Nextcloud Limitations

So far (2017), Nextcloud and ownCloud share the same API, so the Plugin generally works well with both. Nevertheless, Nextcloud has a limitation that prevents the use of file links. That means, files can only be uploaded from Nextcloud from Moodle, but you cannot use the alternative, i.e. creating a file link, because the Nextcloud server will block you from doing so.

This is documented in https://github.com/nextcloud/server/issues/5694 and we hope that the Nextcloud team will resolve this issue soon. Once it is, there will be nothing to do from the Moodle side – it will just work. :)

Troubleshooting

Installing and configuring this plugin is a very technical endeavour, given that making two machines speak to each other is a very technical topic. If something goes wrong, it may be hard to find out the root cause. Nevertheless, we have been able to resolve most issues and, once the plugin is installed and configured correctly, it runs smoothly and very stable. The following is a list of issues that were encountered during configuration, and hints at how to proceed.

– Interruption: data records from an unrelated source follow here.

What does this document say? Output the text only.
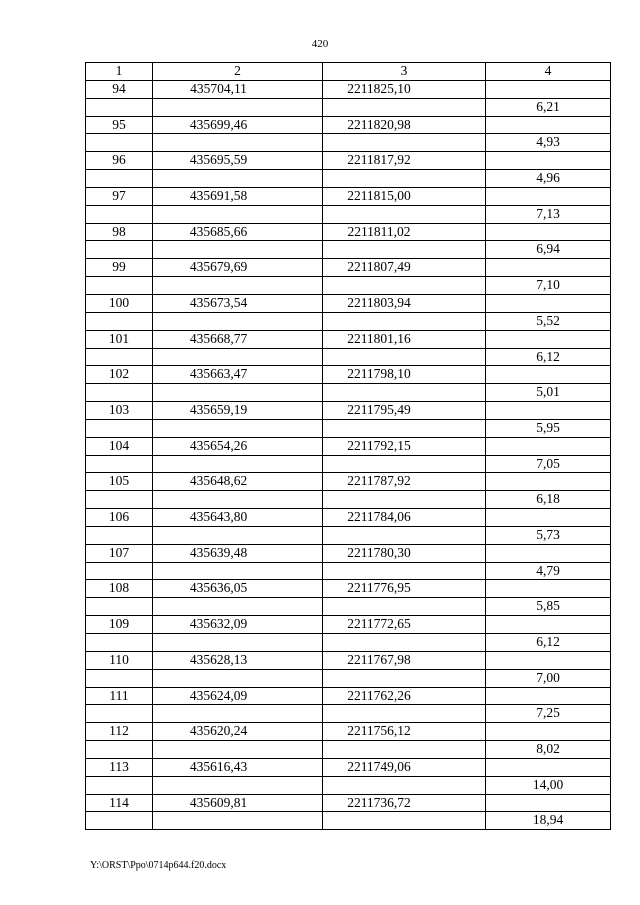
420
1	2	3	4
94	435704,11	2211825,10	
			6,21
95	435699,46	2211820,98	
			4,93
96	435695,59	2211817,92	
			4,96
97	435691,58	2211815,00	
			7,13
98	435685,66	2211811,02	
			6,94
99	435679,69	2211807,49	
			7,10
100	435673,54	2211803,94	
			5,52
101	435668,77	2211801,16	
			6,12
102	435663,47	2211798,10	
			5,01
103	435659,19	2211795,49	
			5,95
104	435654,26	2211792,15	
			7,05
105	435648,62	2211787,92	
			6,18
106	435643,80	2211784,06	
			5,73
107	435639,48	2211780,30	
			4,79
108	435636,05	2211776,95	
			5,85
109	435632,09	2211772,65	
			6,12
110	435628,13	2211767,98	
			7,00
111	435624,09	2211762,26	
			7,25
112	435620,24	2211756,12	
			8,02
113	435616,43	2211749,06	
			14,00
114	435609,81	2211736,72	
			18,94
Y:\ORST\Ppo\0714p644.f20.docx
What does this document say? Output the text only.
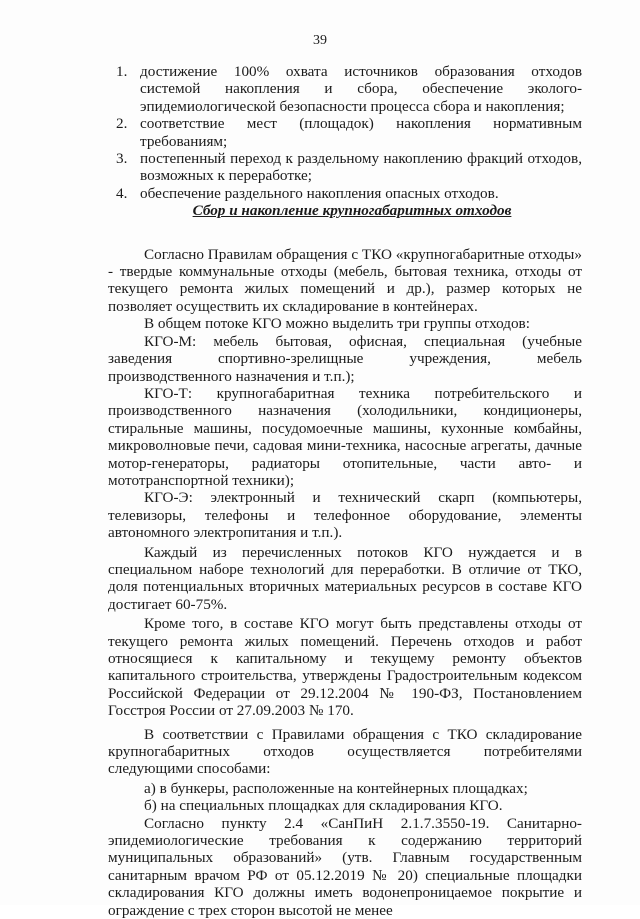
39
1. достижение 100% охвата источников образования отходов системой накопления и сбора, обеспечение эколого-эпидемиологической безопасности процесса сбора и накопления;
2. соответствие мест (площадок) накопления нормативным требованиям;
3. постепенный переход к раздельному накоплению фракций отходов, возможных к переработке;
4. обеспечение раздельного накопления опасных отходов.

Сбор и накопление крупногабаритных отходов

Согласно Правилам обращения с ТКО «крупногабаритные отходы» - твердые коммунальные отходы (мебель, бытовая техника, отходы от текущего ремонта жилых помещений и др.), размер которых не позволяет осуществить их складирование в контейнерах.

В общем потоке КГО можно выделить три группы отходов:

КГО-М: мебель бытовая, офисная, специальная (учебные заведения спортивно-зрелищные учреждения, мебель производственного назначения и т.п.);

КГО-Т: крупногабаритная техника потребительского и производственного назначения (холодильники, кондиционеры, стиральные машины, посудомоечные машины, кухонные комбайны, микроволновые печи, садовая мини-техника, насосные агрегаты, дачные мотор-генераторы, радиаторы отопительные, части авто- и мототранспортной техники);

КГО-Э: электронный и технический скарп (компьютеры, телевизоры, телефоны и телефонное оборудование, элементы автономного электропитания и т.п.).

Каждый из перечисленных потоков КГО нуждается и в специальном наборе технологий для переработки. В отличие от ТКО, доля потенциальных вторичных материальных ресурсов в составе КГО достигает 60-75%.

Кроме того, в составе КГО могут быть представлены отходы от текущего ремонта жилых помещений. Перечень отходов и работ относящиеся к капитальному и текущему ремонту объектов капитального строительства, утверждены Градостроительным кодексом Российской Федерации от 29.12.2004 № 190-ФЗ, Постановлением Госстроя России от 27.09.2003 № 170.

В соответствии с Правилами обращения с ТКО складирование крупногабаритных отходов осуществляется потребителями следующими способами:

а) в бункеры, расположенные на контейнерных площадках;

б) на специальных площадках для складирования КГО.

Согласно пункту 2.4 «СанПиН 2.1.7.3550-19. Санитарно-эпидемиологические требования к содержанию территорий муниципальных образований» (утв. Главным государственным санитарным врачом РФ от 05.12.2019 № 20) специальные площадки складирования КГО должны иметь водонепроницаемое покрытие и ограждение с трех сторон высотой не менее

I cannot connect a system account
The system account is not used by the repository. You don't need to worry about being unable to connect a system account.
Authentication seems to have succeeded, but the filepicker shows "There are no files"
The Apache server that hosts your ownCloud may be misconfigured. Its Apache logs may show a 401 error as well if you try to see the files in Moodle. Please have a look at the comments following https://github.com/learnweb/moodle-repository_owncloud/issues/26#issuecomment-343521986 to get ideas on how to solve this.

Please add to this list if you were able to solve another issue, this will help others greatly! Thanks!

Acknowledgement

This plugin was originally created by Information Systems students in the project seminar sciebo@Learnweb at the University of Münster in 2016/17. See their github page for an archive(!) of their great work. They also created the OAuth 2 interface for ownCloud (featured on heise Security (German)); otherwise all this wouldn't have been possible. Learnweb (University of Münster) is maintaining the Moodle plugins since 2017.